Final approaches up White Mountain
A karstic alcove spotted on a run
Finishing the Poleta report was a good palate cleanser for the students, which we followed with some shorter projects. While Andrey and I sat bound to grade in Crooked Creek station, the students had their first digital project mapping a one-mile square radius around the station. This task they generally seemed to enjoy, especially the cool temperatures and various metamorphic rocks encountered. They then photo-interpreted a new area of Poleta Folds based on their existing knowledge of the stratigraphy and structure and then spent a single day mapping as much of a one-mile by two-mile swath as they could. This they were able to do remarkably well given the efficiency of the tablets.
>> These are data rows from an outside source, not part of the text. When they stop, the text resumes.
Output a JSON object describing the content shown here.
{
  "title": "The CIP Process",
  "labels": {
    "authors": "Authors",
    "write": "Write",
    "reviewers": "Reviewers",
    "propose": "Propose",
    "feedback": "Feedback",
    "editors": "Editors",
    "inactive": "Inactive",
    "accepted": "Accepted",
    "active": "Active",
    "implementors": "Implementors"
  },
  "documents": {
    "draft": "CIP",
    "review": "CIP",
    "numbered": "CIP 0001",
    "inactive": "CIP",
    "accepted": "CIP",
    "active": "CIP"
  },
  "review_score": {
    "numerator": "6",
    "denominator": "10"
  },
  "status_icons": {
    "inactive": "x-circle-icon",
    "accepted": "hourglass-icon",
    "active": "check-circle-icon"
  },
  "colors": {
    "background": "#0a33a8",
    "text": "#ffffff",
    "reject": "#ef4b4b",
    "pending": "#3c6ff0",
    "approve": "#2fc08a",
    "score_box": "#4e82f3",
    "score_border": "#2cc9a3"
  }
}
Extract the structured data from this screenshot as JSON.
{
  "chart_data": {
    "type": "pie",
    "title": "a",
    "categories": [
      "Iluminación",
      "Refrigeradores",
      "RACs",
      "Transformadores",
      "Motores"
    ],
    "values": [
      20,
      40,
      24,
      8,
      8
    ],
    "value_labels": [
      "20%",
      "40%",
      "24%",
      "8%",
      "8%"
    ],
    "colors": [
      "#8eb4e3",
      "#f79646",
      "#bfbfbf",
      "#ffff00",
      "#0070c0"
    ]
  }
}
Poleta Revisited: Breaking out the tablets for the digital Poleta mapping project
We also had a memorable "show-and-tell" day visiting the Eureka Dunes to see what are probably the most spectacular dune field in California. It was already roasting hot by mid-morning but we all enjoyed a climb to the top of a prominent dune and jumping off to make the distinctive "boom" sound on impact. Fast racing lizards, dune plants like little forests, and a mysterious teapot were all interesting distractions from the excellent geology. The second half of the day we made the 4WD journey to Papoose Flat Pluton, the world famous forcibly intruded pluton. We had a perfect lunch spot overlooking the flat which provided a good vantage for explaining the geology. I completely lost the attenuated Poleta Folds outcrop- turns out I don't remember every outcrop from 10 years ago!
The genie must have been on vacation
Little forests
Dune lizard
Papoose Flat lunch view
It was hard to gauge the students' response to completing the first half of summer field. They seemed drained and unsure of what to think of the second half. The last day's cleanup at Crooked Creek was remarkably efficient. Soon we departed the cool mountain air and were on the road to SNARL for the second half of field camp.